Петербургские трущобы. Том 1
Шрифт:
В одной из уютных и довольно изящных беседок зимнего сада, освещенных висячими шарами, заседала компания блистательных молодых людей. Шампанского, судя по бутылкам, добросовестно истреблено изрядное количество. Разговоры шли «завсегдашние», то есть самые обыкновенные, которые, однако, надо полагать, отличаются для этих господ особенною занимательностью и интересом, ибо тема их останется неизменной во веки веков. Это – всегда одна и та же, постоянная и никогда не надоедающая им тема – где бы и как бы они ни сошлись – о лошадях, женщинах, собаках и новом производстве.

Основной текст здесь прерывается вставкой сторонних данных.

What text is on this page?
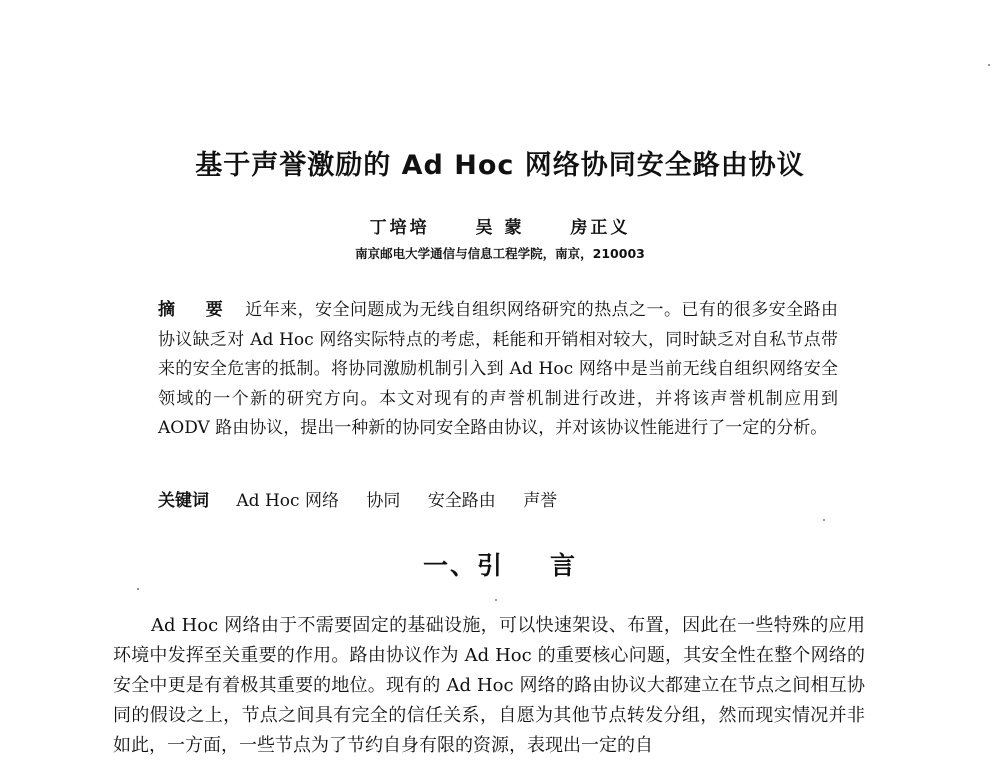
基于声誉激励的 Ad Hoc 网络协同安全路由协议
丁培培	吴 蒙	房正义
南京邮电大学通信与信息工程学院，南京，210003
摘 要 近年来，安全问题成为无线自组织网络研究的热点之一。已有的很多安全路由协议缺乏对 Ad Hoc 网络实际特点的考虑，耗能和开销相对较大，同时缺乏对自私节点带来的安全危害的抵制。将协同激励机制引入到 Ad Hoc 网络中是当前无线自组织网络安全领域的一个新的研究方向。本文对现有的声誉机制进行改进，并将该声誉机制应用到 AODV 路由协议，提出一种新的协同安全路由协议，并对该协议性能进行了一定的分析。
关键词 Ad Hoc 网络 协同 安全路由 声誉
一、引 言
Ad Hoc 网络由于不需要固定的基础设施，可以快速架设、布置，因此在一些特殊的应用环境中发挥至关重要的作用。路由协议作为 Ad Hoc 的重要核心问题，其安全性在整个网络的安全中更是有着极其重要的地位。现有的 Ad Hoc 网络的路由协议大都建立在节点之间相互协同的假设之上，节点之间具有完全的信任关系，自愿为其他节点转发分组，然而现实情况并非如此，一方面，一些节点为了节约自身有限的资源，表现出一定的自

Надо удивляться только той необыкновенной общности, которая господствует в их понятиях касательно этих разнородных, но достолюбивых предметов.
– Князь! здоровье твоей Мери! – обратился к Шадурскому
– Это с какой стати? – спросил князь, притворяясь удивленным.
– Эге!.. да ты, брат, тово… Уж не ревнуешь ли? – улыбнулись два-три человека соседей.
– Я?.. Да мне-то что ревновать ее?
– Ну, нет, такую женщину отчего ж и не поревновать немножко… Да, кстати, что ее нигде не видать, что она у тебя поделывает?
– А кто ее знает! – сгримасничал князь.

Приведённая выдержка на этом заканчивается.